Let's test our preprocessing function with a sample text and display the results.

In [9]:
# Sample text
sample_text = "The cats are running and jumping in the gardens and the gardens is good "

# Process the text
result = preprocess_text(sample_text)

# Display results
print("Original Text:", result['original'])
print("Tokens:", result['tokens'])
print("Stemmed Words:", result['stemmed'])
print("Lemmatized Words:", result['lemmatized'])

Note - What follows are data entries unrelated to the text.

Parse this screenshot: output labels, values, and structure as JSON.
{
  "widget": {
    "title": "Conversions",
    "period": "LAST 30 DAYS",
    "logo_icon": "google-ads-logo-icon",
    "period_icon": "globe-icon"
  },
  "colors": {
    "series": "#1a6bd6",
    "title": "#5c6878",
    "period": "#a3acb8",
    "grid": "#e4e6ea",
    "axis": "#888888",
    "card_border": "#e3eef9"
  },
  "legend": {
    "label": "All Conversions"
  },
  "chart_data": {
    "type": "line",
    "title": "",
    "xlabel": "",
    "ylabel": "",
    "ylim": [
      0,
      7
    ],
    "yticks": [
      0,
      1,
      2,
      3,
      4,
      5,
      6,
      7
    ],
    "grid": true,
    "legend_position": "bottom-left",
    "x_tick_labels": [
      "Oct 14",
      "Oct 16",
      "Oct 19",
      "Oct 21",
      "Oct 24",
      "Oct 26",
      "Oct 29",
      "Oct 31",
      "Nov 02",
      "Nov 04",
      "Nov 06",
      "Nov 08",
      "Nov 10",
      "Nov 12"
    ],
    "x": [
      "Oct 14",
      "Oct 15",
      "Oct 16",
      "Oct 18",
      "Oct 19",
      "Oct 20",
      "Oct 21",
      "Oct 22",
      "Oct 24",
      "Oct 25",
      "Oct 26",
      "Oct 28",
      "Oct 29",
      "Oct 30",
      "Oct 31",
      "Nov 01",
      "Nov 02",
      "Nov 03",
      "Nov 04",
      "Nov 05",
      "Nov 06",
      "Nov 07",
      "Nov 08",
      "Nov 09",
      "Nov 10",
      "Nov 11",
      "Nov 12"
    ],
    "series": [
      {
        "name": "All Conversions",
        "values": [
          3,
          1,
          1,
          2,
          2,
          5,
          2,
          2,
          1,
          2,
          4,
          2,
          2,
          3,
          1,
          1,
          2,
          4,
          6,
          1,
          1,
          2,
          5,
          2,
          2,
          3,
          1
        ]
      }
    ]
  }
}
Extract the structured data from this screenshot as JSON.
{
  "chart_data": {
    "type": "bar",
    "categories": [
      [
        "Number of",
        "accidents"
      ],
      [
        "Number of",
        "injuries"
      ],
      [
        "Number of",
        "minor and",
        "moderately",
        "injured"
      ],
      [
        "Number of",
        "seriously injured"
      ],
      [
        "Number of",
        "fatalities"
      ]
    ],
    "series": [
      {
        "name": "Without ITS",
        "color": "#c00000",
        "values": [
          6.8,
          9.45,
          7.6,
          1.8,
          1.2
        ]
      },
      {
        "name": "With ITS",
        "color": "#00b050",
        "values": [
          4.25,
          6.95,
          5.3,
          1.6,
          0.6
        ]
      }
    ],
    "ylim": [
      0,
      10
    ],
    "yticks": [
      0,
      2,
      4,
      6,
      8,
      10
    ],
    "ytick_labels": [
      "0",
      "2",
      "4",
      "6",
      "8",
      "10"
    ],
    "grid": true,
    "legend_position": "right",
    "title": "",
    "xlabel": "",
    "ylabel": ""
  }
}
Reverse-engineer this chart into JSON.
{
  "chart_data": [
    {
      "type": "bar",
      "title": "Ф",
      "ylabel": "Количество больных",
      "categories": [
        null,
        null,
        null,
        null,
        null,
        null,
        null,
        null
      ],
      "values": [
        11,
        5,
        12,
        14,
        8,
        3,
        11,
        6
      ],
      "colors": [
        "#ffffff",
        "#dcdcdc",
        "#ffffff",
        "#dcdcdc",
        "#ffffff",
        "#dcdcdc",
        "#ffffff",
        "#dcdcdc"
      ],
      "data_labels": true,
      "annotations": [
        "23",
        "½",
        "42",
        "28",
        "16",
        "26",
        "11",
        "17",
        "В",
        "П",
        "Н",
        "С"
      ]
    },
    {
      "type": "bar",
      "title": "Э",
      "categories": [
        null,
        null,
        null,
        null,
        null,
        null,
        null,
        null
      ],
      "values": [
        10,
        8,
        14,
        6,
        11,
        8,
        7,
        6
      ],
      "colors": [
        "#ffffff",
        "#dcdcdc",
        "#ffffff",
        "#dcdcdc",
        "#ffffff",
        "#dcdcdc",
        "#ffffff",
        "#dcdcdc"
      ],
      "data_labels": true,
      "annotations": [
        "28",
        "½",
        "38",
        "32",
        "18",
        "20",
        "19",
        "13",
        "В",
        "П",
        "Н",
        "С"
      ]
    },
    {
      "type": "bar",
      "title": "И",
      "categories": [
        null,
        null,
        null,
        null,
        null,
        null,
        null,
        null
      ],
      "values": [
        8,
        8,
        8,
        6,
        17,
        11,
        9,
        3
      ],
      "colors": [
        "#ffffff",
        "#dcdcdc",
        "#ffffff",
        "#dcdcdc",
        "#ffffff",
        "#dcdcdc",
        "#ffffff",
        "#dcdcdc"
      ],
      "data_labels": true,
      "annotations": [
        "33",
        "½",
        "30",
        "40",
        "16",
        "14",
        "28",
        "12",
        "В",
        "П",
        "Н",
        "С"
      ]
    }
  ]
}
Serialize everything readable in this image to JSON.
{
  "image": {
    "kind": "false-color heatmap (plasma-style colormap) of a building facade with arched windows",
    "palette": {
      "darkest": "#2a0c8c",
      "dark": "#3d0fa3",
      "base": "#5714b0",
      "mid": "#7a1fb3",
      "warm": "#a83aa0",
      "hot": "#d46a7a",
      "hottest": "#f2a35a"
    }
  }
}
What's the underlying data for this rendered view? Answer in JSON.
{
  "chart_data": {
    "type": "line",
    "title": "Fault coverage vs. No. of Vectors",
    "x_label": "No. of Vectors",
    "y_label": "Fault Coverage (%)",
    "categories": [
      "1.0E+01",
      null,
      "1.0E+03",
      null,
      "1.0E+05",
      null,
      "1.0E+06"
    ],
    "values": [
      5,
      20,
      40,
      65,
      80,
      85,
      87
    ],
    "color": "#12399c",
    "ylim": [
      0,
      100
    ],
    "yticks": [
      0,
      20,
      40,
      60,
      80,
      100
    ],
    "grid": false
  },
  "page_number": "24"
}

Original Text: the cats are running and jumping in the gardens and the gardens is good 
Tokens: ['the', 'cats', 'are', 'running', 'and', 'jumping', 'in', 'the', 'gardens', 'and', 'the', 'gardens', 'is', 'good']
Stemmed Words: ['the', 'cat', 'are', 'run', 'and', 'jump', 'in', 'the', 'garden', 'and', 'the', 'garden', 'is', 'good']
Lemmatized Words: ['the', 'cat', 'be', 'run', 'and', 'jumping', 'in', 'the', 'garden', 'and', 'the', 'garden', 'be', 'good']


## Explanation of Results

- **Original Text**: The cleaned, lowercase version of the input text.
- **Tokens**: The text split into individual words.
- **Stemmed Words**: Words reduced to their root form (e.g., 'running' → 'run').
- **Lemmatized Words**: Words converted to their dictionary form with proper POS tagging (e.g., 'running' → 'run', 'cats' → 'cat').

This preprocessing pipeline is a foundation for many NLP applications. You can extend it by adding stop word removal, n-grams, or other techniques depending on your specific use case.